# "Now, Rigo Arriving"



## tlkng1 (Dec 14, 2011)

The above is the announcement given in seagoing military services whenever personnel arrive for duty onboard a ship. Rigo came home today safe and sound (despite DC rush hour traffic) in fine style.

We have already been introduced to the wash rack, have taken a quick walk around the property, have figured out that no, the automatic waterer doesn't bite, and that all the folks we have met so far are really nice


----------



## EponaLynn (Jul 16, 2013)

Congratulations, he's beautiful!


----------



## JustDressageIt (Oct 4, 2007)

Uh we need more pics!!! You can't tease us with one photo of a gorgeous grey face!
_Posted via Mobile Device_


----------



## tlkng1 (Dec 14, 2011)

Let's try this one...

More tomorrow..promise.


----------



## Roperchick (Feb 1, 2010)

congrats he's a beaut!


----------



## smrobs (Jul 30, 2008)

He's very gorgeous! Glad he made it home safe .


----------



## Drifting (Oct 26, 2011)

Pretty boy!


----------



## paintluver (Apr 5, 2007)

Very handsome boy! Glad everything went smooth!


----------



## tlkng1 (Dec 14, 2011)

Vids vice photos...didn't have a lot of handy hands today

Rigo had not had turnout in nearly 48 hours. I let him loose in a our large indoor to walk and play. Since he is still in quarantine he can't get out with the "crew" as yet.


----------



## tlkng1 (Dec 14, 2011)

Third vid: 




AS I post this the vid was still processing so if it errors out just give it another couple of minutes.

That door he is looking out of goes to the parking lot and to the right of the door is a large turnout field, referred to as the big boy's field, where 90% of the geldings on property are turned out. He was watching them play.


----------



## tlkng1 (Dec 14, 2011)

*More Pics*

As the title indicates


----------



## Northernstar (Jul 23, 2011)

What a handsome boy! Quite apparent he made a safe journey, and is both healthy and happy


----------



## Chevaux (Jun 27, 2012)

That's one nice sized arena. It looks like he is settling in well. He's a handsome fellow.


----------



## rexing93 (Dec 6, 2012)

*drools* He's SO handsome! I'm jelly! o.o


----------



## tlkng1 (Dec 14, 2011)

I am very pleased with him. I can't do a lot with him at the moment as he is barefoot, his fronts only by about 4 weeks so he is a little tender footed though sound. Due to being barefoot his feet aren't in the greatest shape; they are short and ragged. He was supposed to get shod today but the type of shoe my farrier wants to use, a glue on version, isn't one he stocks so they have to order them. I have to go out of town this weekend so it will be next Wednesday before he has shoes.

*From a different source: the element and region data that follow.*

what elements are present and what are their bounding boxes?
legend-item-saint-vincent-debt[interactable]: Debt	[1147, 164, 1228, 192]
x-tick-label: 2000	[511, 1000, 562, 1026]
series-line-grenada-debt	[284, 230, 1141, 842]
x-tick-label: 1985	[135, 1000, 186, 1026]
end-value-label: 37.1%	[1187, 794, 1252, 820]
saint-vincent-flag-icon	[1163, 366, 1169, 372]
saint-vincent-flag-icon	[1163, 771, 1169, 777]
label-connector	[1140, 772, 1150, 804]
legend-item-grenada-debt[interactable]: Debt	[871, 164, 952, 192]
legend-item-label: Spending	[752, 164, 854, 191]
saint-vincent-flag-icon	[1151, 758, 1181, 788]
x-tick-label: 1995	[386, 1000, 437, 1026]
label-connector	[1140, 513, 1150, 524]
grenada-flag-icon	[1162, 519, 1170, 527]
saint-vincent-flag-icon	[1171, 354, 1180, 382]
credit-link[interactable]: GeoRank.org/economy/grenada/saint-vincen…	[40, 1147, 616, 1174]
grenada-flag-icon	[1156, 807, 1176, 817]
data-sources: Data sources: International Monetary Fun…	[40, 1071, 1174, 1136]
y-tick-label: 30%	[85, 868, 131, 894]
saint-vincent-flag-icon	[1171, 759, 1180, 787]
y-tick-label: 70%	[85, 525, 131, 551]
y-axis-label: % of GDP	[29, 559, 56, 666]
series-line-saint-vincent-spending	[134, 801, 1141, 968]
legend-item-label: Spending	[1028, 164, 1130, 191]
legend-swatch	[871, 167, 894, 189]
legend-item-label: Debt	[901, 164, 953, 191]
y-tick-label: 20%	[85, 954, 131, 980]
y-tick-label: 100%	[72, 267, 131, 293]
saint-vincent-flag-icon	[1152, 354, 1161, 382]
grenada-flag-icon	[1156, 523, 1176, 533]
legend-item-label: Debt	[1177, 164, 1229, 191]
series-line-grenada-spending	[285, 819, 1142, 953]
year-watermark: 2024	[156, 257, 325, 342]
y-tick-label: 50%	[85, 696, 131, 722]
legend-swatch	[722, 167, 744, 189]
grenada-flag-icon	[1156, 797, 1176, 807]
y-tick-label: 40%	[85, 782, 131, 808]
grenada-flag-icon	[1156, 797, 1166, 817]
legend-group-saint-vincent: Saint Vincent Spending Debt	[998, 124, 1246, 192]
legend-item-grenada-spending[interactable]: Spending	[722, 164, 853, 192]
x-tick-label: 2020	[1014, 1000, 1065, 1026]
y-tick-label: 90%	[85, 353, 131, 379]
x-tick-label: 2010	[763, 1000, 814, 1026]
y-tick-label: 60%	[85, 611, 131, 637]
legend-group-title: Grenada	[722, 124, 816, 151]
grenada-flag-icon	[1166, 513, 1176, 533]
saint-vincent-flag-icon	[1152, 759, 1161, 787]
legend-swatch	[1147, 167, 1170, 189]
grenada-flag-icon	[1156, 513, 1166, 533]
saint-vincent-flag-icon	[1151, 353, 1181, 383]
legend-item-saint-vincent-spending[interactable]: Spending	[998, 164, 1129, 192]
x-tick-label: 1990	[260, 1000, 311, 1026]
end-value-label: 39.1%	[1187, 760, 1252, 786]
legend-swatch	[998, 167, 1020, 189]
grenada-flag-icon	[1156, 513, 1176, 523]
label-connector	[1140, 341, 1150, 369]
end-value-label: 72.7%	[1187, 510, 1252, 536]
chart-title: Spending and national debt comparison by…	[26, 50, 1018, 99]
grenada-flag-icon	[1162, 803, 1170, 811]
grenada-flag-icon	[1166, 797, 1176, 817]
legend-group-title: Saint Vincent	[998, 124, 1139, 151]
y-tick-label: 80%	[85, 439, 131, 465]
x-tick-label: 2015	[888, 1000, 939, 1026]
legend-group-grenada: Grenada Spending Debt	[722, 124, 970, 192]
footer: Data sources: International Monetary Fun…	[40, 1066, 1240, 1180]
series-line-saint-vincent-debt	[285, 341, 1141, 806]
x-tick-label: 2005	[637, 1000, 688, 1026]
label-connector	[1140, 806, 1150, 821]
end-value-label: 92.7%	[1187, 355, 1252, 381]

In any case, I rode him yesterday to get rid of my "first ride at home" jitters in our large indoor..freshly graded and soft . When I first tried to mount from the block he circled it like wagons lining up for war. I didn't fuss, just tucked the reins behind the irons and free lunged him, just kept him moving but I let him pick the pace; (he cantered most of it) for about 10 mins just to get rid of the excess energy. When I went to mount again he took one step forward so I got back down (I had only gotten one foot in the iron) and backed him about 30 steps. The next try he stood nice and still. We just walked around and trotted a little..nothing strenuous. We have kids at camp at the barn so they were running around, yelling, talking loud, jumping off the bleachers and he looked but didn't spook or shy. He got hit in the chest when one of our kamikaze birds flew up from the ground and he didn't even tense. He walked past a very large and loud tractor, that had a huge drag attached, that was parked only a couple of feet from the barn door and he walked past it and into the barn without even looking at it.

He has been home for four days and already has developed quite the following. He is very sweet with everyone and enjoys poking his head over his door to greet anyone that walks by...especially if they stop for a poll scratch with some sort of treat in hand ..he is not a dumb horse.


----------



## tlkng1 (Dec 14, 2011)

Rigo has been home three weeks. He now has shoes all around, has had his teeth floated and we had our first official lesson on the 4th. He has become a barn favorite with his personality..he is most definitely a people horse, and is as gentle as a lamb with the little kids. While he head butts me and practically knocks me over (think of being pushed by a greyhound bus), he just taps his nose on the little kids. I hate to think just how many pounds of carrots he is getting when I am not there


----------



## my2geldings (Feb 18, 2008)

I absolutely love that indoor arena! it reminds me of back home in France when I rode. I love that style of arena. Great to see he is doing so well! looking forwards to seeing more videos and photos.


----------



## tlkng1 (Dec 14, 2011)

That is our smaller indoor arena which is the same size as a legal large dressage arena.


----------



## Roux (Aug 23, 2013)

Lovely horse! He looks wonderful!


----------



## tlkng1 (Dec 14, 2011)

Updated pic...5 weeks and 1 day:


----------



## Chevaux (Jun 27, 2012)

I so see you, Tlkng1 dressed to the nines with Rigo impeccably groomed and tacked up following the hounds.


----------



## PixiTrix (Sep 11, 2013)

I loooooove his color!


----------



## HorseLovinLady (Jul 18, 2011)

Handsome boy you have there!!


----------



## MyFillyAspen (Oct 28, 2012)

Stunning! Subbing for more droolworthy progress. :wink:


----------



## tlkng1 (Dec 14, 2011)

Chevaux said:


> I so see you, Tlkng1 dressed to the nines with Rigo impeccably groomed and tacked up following the hounds.


Sorry Chevaux...he is a dressage horse  Our first schooling show, on home grounds, is in about 3 and a half weeks.

And yes, he WILL be groomed and presented in the best way I can do it.


----------



## Chevaux (Jun 27, 2012)

Well, I guess that would work too:-|


----------



## rideverystride (Jul 19, 2013)

He is STUNNING .


----------



## tlkng1 (Dec 14, 2011)

Today's post ride; pre-dinner pic


----------



## tlkng1 (Dec 14, 2011)

New pic .

The ribbons on the stall are from our first show effort this past weekend.


----------



## my2geldings (Feb 18, 2008)

tlkng1 said:


> Updated pic...5 weeks and 1 day:


 He's stunning!


----------